Alla caduta del Muro, il
potenziale italiano è già duramente compromesso dal sabotaggio della
finanza pubblica, ma non tutto è perduto: il nostro paese – “promosso”
nel club del G7 – era ancora in una posizione di dominio nel panorama
manifatturiero internazionale. Eravamo ancora «qualcosa di grosso dal
punto di vista industriale e manifatturiero», ricorda Galloni:
«Bastavano alcuni interventi, bisognava riprendere degli investimenti
pubblici». E invece, si corre nella direzione opposta: con le grandi
privatizzazioni strategiche, negli anni ’90 «quasi scompare la nostra
industria a partecipazione statale», il “motore” di sviluppo tanto
temuto da tedeschi e francesi. Deindustrializzazione: «Significa che non
si fanno più politiche industriali». Galloni cita Pierluigi Bersani:
quando era ministro dell’industria «teorizzò che le strategie
industriali non servivano». Si avvicinava la fine dell’Iri, gestita da
Prodi in collaborazione col solito Andreatta e Giuliano Amato. Lo
smembramento di un colosso mondiale: Finsider-Ilva, Finmeccanica,
Fincantieri, Italstat, Stet e Telecom, Alfa Romeo, Alitalia, Sme
(alimentare), nonché la Banca Commerciale Italiana, il Banco di Roma, il
Credito Italiano.
Le banche, altro passaggio
decisivo: con la fine del “Glass-Steagall Act” nasce la “banca
universale”, cioè si consente alle banche di occuparsi di meno del
credito all’economia reale, e le si autorizza a concentrarsi sulle
attività finanziarie peculative. Denaro ricavato da denaro, con
scommesse a rischio sulla perdita. E’ il preludio al disastro planetario
di oggi. In confronto, dice Galloni, i debiti pubblici sono bruscolini:
nel caso delle perdite delle banche stiamo parlando di tre-quattromila
trilioni. Un trilione sono mille miliardi: «Grandezze stratosferiche»,
pari a 6 volte il Pil mondiale. «Sono cose spaventose». La frana è
cominciata nel 2001, con il crollo della new-economy digitale e la fuga
della finanza che l’aveva sostenuta, puntando sul boom dell’e-commerce.

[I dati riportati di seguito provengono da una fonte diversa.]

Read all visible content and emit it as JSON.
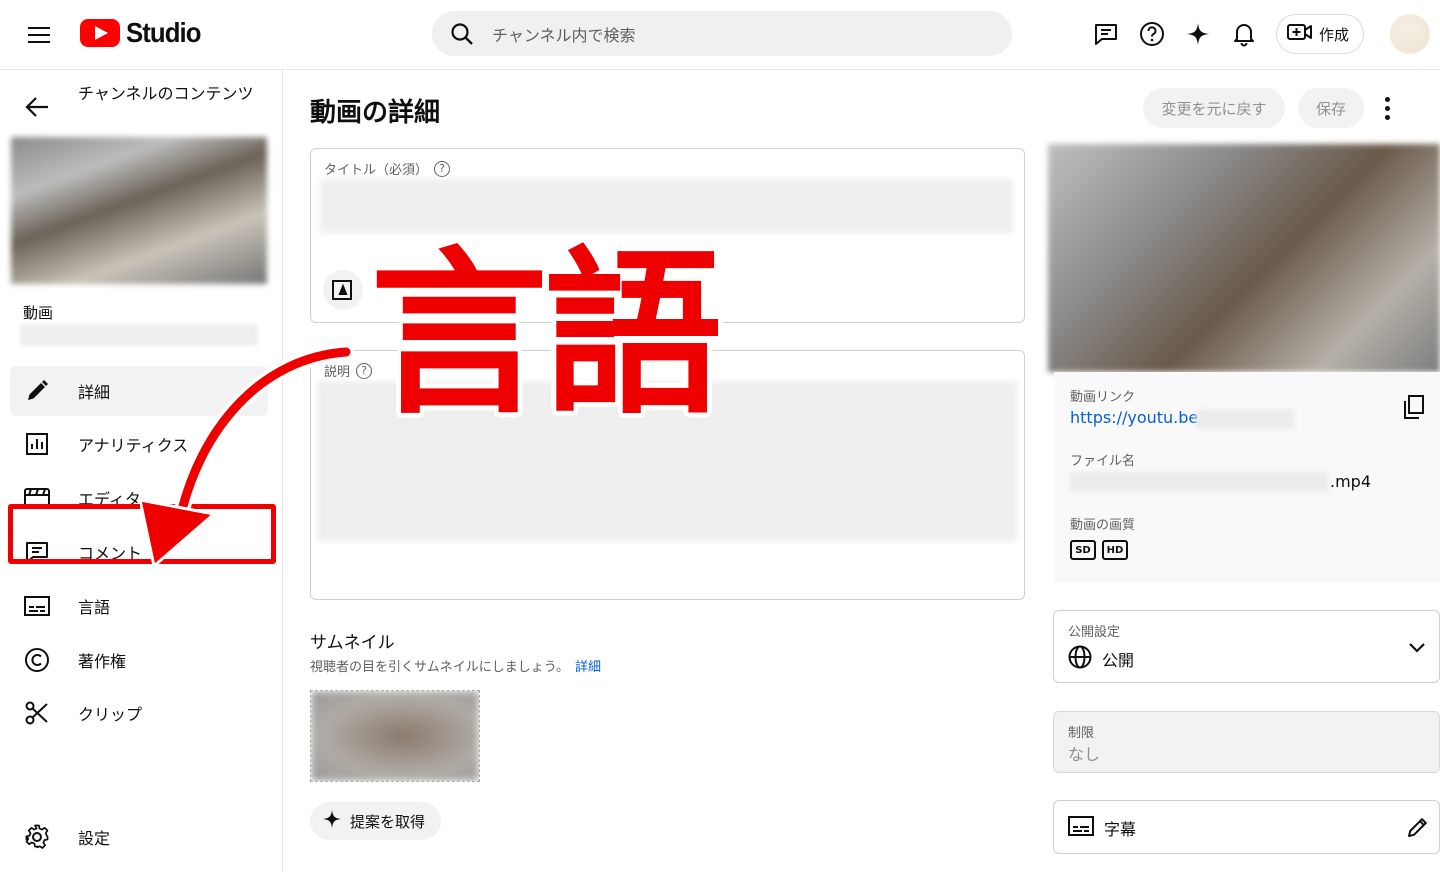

Per sostenere gli investitori, le banche allora si tuffano nel
mercato-truffa dei derivati: raccolgono denaro per garantire i
rendimenti, ma senza copertura per gli ultimi sottoscrittori della
“catena di Sant’Antonio”, tenuti buoni con la storiella della “fiducia”
nell’imminente “ripresa”, sempre data per certa, ogni tre mesi, da
«centri studi, economisti, osservatori, studiosi e ricercatori, tutti
sui loro libri paga».
Quindi, aggiunge Galloni,
siamo andati avanti per anni con queste operazioni di derivazione e con
l’emissione di altri titoli tossici. Finché nel 2007 si è scoperto che
il sistema bancario era saltato: nessuna banca prestava liquidità
all’altra, sapendo che l’altra faceva le stesse cose, cioè speculazioni
in perdita. Per la prima volta, spiega Galloni, la massa dei valori
persi dalle banche sui mercati finanziari superava la somma che
l’economia reale – famiglie e imprese, più la stessa mafia – riusciva ad
immettere nel sistema bancario. «Di qui la crisi di liquidità, che
deriva da questo: le perdite superavano i depositi e i conti correnti».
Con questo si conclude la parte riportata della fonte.